I chose to look at The Works of Geoffrey Chaucer designed and printed by William Morris (1896) from Book Set 2. This book clearly follows Morris’ ideals for fine printing by having a grand leather cover, gothic lettering, intricate illustrations complete with various borders and proportional margins. The size of the book also echoes the importance of the quote above. This is not a book which can be easily handled, but rather requires one to stretch their arm across the book just to flip the page; this makes the reader experience it in a more complex manner instead of simply passing through the pages. The handmade paper increases this experience by having a crisp sound and texture. This book is a work of art and makes it clear why Morris was against the industrialization of books.

In Book Set 3 I looked at Songs from the Decline of the West which was designed, published and printed by Walter Hamady (1977). This book although created almost a century later was obviously inspired by Morris’ ideals. The paper is handmade which creates a textural experience for the reader, the margins are proportional, and the letter and line spacing is emphasized and consistent. The book differs from Morris’ in its lack of interaction between illustration and text as well as its size. Although, the binding has been carefully crafted, the size of the book allows it to be looked as more casually and requires less interaction with the reader.

These two books although both artistic and of fine printing quality offer two different connections with the reader. The Decline of the West sets up a clear interpretation for the reader and allows us to experience it as the artist had conceptualized it.

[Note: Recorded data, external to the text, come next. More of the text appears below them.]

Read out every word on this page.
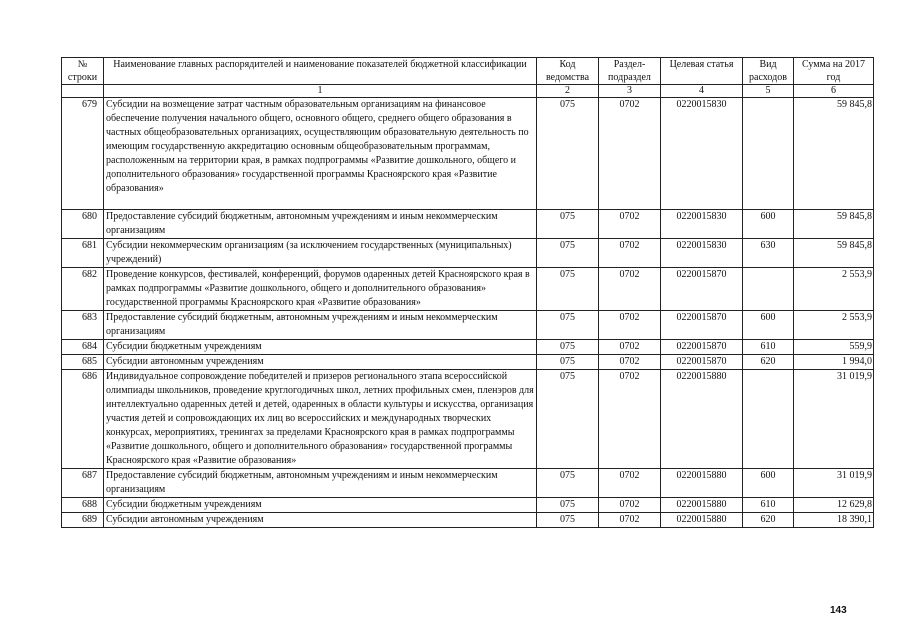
№ строки	Наименование главных распорядителей и наименование показателей бюджетной классификации	Код ведомства	Раздел- подраздел	Целевая статья	Вид расходов	Сумма на 2017 год
	1	2	3	4	5	6
679	Субсидии на возмещение затрат частным образовательным организациям на финансовое обеспечение получения начального общего, основного общего, среднего общего образования в частных общеобразовательных организациях, осуществляющим образовательную деятельность по имеющим государственную аккредитацию основным общеобразовательным программам, расположенным на территории края, в рамках подпрограммы «Развитие дошкольного, общего и дополнительного образования» государственной программы Красноярского края «Развитие образования»	075	0702	0220015830		59 845,8
680	Предоставление субсидий бюджетным, автономным учреждениям и иным некоммерческим организациям	075	0702	0220015830	600	59 845,8
681	Субсидии некоммерческим организациям (за исключением государственных (муниципальных) учреждений)	075	0702	0220015830	630	59 845,8
682	Проведение конкурсов, фестивалей, конференций, форумов одаренных детей Красноярского края в рамках подпрограммы «Развитие дошкольного, общего и дополнительного образования» государственной программы Красноярского края «Развитие образования»	075	0702	0220015870		2 553,9
683	Предоставление субсидий бюджетным, автономным учреждениям и иным некоммерческим организациям	075	0702	0220015870	600	2 553,9
684	Субсидии бюджетным учреждениям	075	0702	0220015870	610	559,9
685	Субсидии автономным учреждениям	075	0702	0220015870	620	1 994,0
686	Индивидуальное сопровождение победителей и призеров регионального этапа всероссийской олимпиады школьников, проведение круглогодичных школ, летних профильных смен, пленэров для интеллектуально одаренных детей и детей, одаренных в области культуры и искусства, организация участия детей и сопровождающих их лиц во всероссийских и международных творческих конкурсах, мероприятиях, тренингах за пределами Красноярского края в рамках подпрограммы «Развитие дошкольного, общего и дополнительного образования» государственной программы Красноярского края «Развитие образования»	075	0702	0220015880		31 019,9
687	Предоставление субсидий бюджетным, автономным учреждениям и иным некоммерческим организациям	075	0702	0220015880	600	31 019,9
688	Субсидии бюджетным учреждениям	075	0702	0220015880	610	12 629,8
689	Субсидии автономным учреждениям	075	0702	0220015880	620	18 390,1
143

However, The Works of Geoffrey Chaucer allow the reader to delve into an artistic page so carefully designed and oriented with ornate borders, type and detailed illustrations that the reader has to create their own views of the work. Although The Decline of the West is a fine book, I prefer the aesthetic approach seen in The Works of Geoffrey Chaucer in part because it is so overwhelming in its beauty that one cannot look at a simpler book and award it with as much artistic value.

20131004_110335[1] The Works of Geoffrey Chaucer20131004_110337[1] 20131004_110433[1] The Decline of the West20131004_110451[1]

Book Set No. 1

I was fascinated by Andreas Vesalius’ De humani corporis fabrica librorum epitome made in 1565. Although, all of the books in this first set were interesting in their materials, covers, letterform and imagery this book stood out as unique in many ways.

The images of the bodies were extremely detailed, much more so than the other humans featured in books like the Liber Chronicum. Due to this detail it seems that Versalius must have observed actual bodies instead of just drawing from other’s drawings as seen in Herbarius Latinus. The detail in the illustrations suggest that they were made from engravings rather than the formerly used woodcuts. Allowing for so much detail shows how education was effected by the emerging technologies in print. The book was set up in the traditional way with a separation between bodies of text and the images. However, all the muscles and organs were labeled which created a blend between the visual letterform and art.

Before developing these technologies only a few people who were trained or worked on bodies would have known what muscles and organs looked like. This book creatively shows the detail of a body without having to learn from a lifeless illustration of a corpse.  Instead it is enriched with the lively illustrations, which make the science of the human body more accessible to people who aren’t used to seeing such typical anatomy pictures. The images show the various muscle groups on graphically posed bodies, the skin hangs off the exposed muscle like a layer of clothing. Seeing the bodies exposed in such a way is unlike any other anatomy book I have seen and offers a more abstract approach to understanding the human body.